Tanık …; sanığın şikâyet dilekçesinde geçen ve şikâyet tarihi itibarıyla Çatalca mevkinde bulunduğu belirtilen odunların, şeflikçe Vezirköprü Vezirağaç fabrikasına gönderilmek üzere Ladik Orman İşletme Şefliğince hazırlatıldığını, sanığın iddialarının doğru olmadığını, odunların orman işletme müdürlüğü talimatı ile tanık Ekrem tarafından hazırlandığını,
Tanık …; orman işletme şefi …’un Çakırgümüş Köyü üretim sahasında odun kesmesini söylediğini, bunun üzerine 30 ster odun hazırladığını, bu odunların orman dairesinin teslim edeceği miktarda meydana gelen açıktan dolayı yapıldığını,
Beyan etmişlerdir.
Sanık …; Ladik Belediyesinde bekçi olarak çalıştığını, 30.08.2007 ve 04.09.2007 tarihleri arasında belediyeden izin alarak İstanbul’a gittiğini, bu tarihlerde Ladik ilçesinde olmamasına rağmen orman işletme şefliğince hakkında 10 ster odun aldığına ilişkin nakliye tezkeresi kesildiğini, nakliye tezkeresinin belirtilen tarihlerde geçerli olması nedeniyle odununu getiremediğini, daha sonra nakliye tezkeresi talebinde bulunduğunu ancak hava şartları müsait olmadığı için odununu alamadığını, hatta hâlen ormanda olduğunu, nakliye tezkeresinde isminin altına atılmış olan imzayı kimin attığını bilmemesi nedeniyle kendi adı kullanılarak odun getirildiği düşüncesine kapıldığını, bu nedenle orman idaresinin usulsüz işlem yaptığına ve katılana 30 ster civarında odun hazırlatıldığına yönelik şikâyetçi olduğunu, bu odunların orman idaresine ait olamayacağını düşündüğünü, kesim yapılan alan ile odunun toplandığı alanın mesafesinin çok fazla olduğunu, ayrıca orman alanlarının bölüm bölüm olduğunu, buna makta makta ayrılmış alan denildiğini, bir alanda kesilen odunun yakın alanda toplanması gerektiğini, bu işte katılanın parmağının olacağını düşündüğünü, bunun dışında köy karar defterinde katılan tarafından fazladan toplanan paranın köye gelir kaydedileceğine dair bir ibare bulunmadığından, bu paranın muhtar olan katılan tarafından değişik işlerde kullanıldığı düşüncesine kapıldığını, ancak paranın nerede kullanıldığını tam olarak bilemediğini, katılanın görevini kötüye kullandığını düşündüğünü, kimseye iftira atmadığını, her ne kadar tanıklar beyanlarında Çatalca mevkinde arazinin engebeli olması nedeni ile odunların uzak mesafeye bırakıldığını belirtmişlerse de, aradaki mesafe çok uzun olduğundan araçların daha yakın noktalara yanaşabileceklerini, bu nedenle aleyhe olan beyanları kabul etmediğini savunmuştur.

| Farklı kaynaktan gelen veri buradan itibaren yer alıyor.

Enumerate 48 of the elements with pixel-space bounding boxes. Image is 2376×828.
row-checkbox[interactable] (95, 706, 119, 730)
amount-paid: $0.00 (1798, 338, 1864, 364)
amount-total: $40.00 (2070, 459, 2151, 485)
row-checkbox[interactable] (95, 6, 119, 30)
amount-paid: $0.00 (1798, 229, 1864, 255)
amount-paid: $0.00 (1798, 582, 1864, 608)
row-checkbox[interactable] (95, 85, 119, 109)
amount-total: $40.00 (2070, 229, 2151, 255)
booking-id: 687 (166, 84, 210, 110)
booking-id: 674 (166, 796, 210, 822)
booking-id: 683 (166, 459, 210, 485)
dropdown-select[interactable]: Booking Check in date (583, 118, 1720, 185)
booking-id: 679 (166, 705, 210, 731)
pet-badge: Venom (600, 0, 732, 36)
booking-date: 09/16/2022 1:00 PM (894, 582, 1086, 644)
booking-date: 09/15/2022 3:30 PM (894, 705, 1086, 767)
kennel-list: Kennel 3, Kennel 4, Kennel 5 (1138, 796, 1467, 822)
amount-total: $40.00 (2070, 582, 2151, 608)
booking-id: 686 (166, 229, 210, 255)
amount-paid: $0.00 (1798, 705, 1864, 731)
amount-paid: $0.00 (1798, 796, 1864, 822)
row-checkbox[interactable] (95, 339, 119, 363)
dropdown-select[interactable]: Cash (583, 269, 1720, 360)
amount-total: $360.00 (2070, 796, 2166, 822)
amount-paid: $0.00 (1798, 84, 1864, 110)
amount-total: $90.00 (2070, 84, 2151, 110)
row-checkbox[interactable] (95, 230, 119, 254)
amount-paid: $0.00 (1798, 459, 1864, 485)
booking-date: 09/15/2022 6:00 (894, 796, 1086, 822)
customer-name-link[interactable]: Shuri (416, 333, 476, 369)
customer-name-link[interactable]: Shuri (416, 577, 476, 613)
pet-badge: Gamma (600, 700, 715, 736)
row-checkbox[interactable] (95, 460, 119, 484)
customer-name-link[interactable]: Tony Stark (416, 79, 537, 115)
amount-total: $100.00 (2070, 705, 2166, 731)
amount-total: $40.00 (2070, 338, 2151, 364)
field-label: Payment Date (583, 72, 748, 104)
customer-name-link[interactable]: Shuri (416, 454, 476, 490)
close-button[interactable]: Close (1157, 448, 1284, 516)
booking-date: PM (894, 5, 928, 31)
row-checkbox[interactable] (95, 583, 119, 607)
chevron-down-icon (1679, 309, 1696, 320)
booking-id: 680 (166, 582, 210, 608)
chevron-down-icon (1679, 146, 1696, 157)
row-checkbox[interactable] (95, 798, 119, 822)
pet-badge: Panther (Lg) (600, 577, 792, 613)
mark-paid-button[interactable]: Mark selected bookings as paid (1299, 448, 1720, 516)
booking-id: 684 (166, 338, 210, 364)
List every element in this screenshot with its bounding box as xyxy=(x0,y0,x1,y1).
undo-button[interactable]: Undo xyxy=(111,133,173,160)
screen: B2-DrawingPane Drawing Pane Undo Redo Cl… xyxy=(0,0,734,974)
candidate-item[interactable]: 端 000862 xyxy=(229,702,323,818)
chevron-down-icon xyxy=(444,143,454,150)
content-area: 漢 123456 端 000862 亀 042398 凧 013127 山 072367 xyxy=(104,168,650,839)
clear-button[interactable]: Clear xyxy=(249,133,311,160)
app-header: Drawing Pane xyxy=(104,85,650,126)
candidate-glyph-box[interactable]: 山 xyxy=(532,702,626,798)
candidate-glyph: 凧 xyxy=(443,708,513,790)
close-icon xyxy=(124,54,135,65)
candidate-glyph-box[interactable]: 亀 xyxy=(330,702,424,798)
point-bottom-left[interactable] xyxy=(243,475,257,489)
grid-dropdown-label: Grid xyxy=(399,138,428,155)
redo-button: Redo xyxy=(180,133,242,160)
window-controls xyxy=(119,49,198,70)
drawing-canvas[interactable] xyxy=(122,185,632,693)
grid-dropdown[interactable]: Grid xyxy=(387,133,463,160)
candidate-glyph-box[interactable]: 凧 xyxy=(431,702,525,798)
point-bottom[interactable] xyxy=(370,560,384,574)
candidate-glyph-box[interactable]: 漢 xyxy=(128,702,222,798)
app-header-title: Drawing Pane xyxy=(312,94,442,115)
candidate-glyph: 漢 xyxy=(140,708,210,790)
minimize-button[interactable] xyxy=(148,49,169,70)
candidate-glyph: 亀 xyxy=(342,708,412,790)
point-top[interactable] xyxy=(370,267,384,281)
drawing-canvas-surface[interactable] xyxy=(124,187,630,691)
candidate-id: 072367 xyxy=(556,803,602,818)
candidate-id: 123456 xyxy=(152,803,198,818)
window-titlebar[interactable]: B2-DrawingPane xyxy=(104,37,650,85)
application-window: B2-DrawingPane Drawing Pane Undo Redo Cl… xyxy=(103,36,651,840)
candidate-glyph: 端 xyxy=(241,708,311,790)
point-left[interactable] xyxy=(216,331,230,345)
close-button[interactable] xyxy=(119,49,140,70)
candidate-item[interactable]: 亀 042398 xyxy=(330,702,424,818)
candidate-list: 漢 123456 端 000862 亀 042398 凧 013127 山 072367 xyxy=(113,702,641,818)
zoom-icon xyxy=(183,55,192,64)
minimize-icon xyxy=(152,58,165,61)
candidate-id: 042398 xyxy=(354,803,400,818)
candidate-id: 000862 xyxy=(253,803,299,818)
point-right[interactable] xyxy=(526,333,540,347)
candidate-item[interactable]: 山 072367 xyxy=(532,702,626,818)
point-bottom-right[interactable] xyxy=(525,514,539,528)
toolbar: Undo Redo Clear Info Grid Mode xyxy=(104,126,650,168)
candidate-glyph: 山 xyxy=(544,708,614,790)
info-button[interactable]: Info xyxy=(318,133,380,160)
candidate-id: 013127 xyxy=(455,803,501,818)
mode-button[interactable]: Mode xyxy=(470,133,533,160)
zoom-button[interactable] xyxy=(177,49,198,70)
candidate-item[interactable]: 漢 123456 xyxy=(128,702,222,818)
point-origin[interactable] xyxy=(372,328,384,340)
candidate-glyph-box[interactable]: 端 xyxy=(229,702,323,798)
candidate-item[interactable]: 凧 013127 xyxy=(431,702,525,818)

Uyuşmazlığın isabetli bir hukuki çözüme kavuşturulabilmesi için, öncelikle konuyla ilgili kavramlar ve bu kavramlara ilişkin yasal düzenlemelerin üzerinde durulması gerekmektedir.
5237 Sayılı TCK’nın “Adliyeye Karşı Suçlar” bölümünde yer alan “İftira” başlıklı 267. maddesinin 1. fıkrası;
“(1) Yetkili makamlara ihbar veya şikâyette bulunarak ya da basın ve yayın yoluyla, işlemediğini bildiği hâlde, hakkında soruşturma ve kovuşturma başlatılmasını ya da idarî bir yaptırım uygulanmasını sağlamak için bir kimseye hukuka aykırı bir fiil isnat eden kişi, bir yıldan dört yıla kadar hapis cezası ile cezalandırılır” şeklinde düzenlenmiştir.
İftira suçu, failin, hakkında soruşturma ve kovuşturma başlatılmasını ya da idari bir yaptırım uygulanmasını sağlamak için, bir kimseye hukuka aykırı bir fiil isnat etmesidir. İftira suçunun konusunu hukuka aykırı fiil oluşturur. Bu fiilin suç oluşturması şart değildir. Disiplin yaptırımını veya başka bir idari yaptırımı gerekli kılan fiiller de iftira suçunun konusunu oluşturabilir. Hukuka aykırı bir eylemin gerçekleştirildiğine yönelik isnat yetkili makamlara ihbar veya şikâyette bulunmak suretiyle yapılabileceği gibi basın ve yayın aracılığıyla da yapılabilir.
Özgü suç olarak düzenlenmediği için herkes tarafından işlenebilen iftira suçunda, hukuka aykırı fiil isnadının belli bir kişiye yönelik olması gerekir. Ancak isnada muhatap kişinin yapılacak bir araştırma sonucunda kimliğinin belirlenebilir olması yeterli olup isminin açıkça belirtilmesi zorunlu değildir.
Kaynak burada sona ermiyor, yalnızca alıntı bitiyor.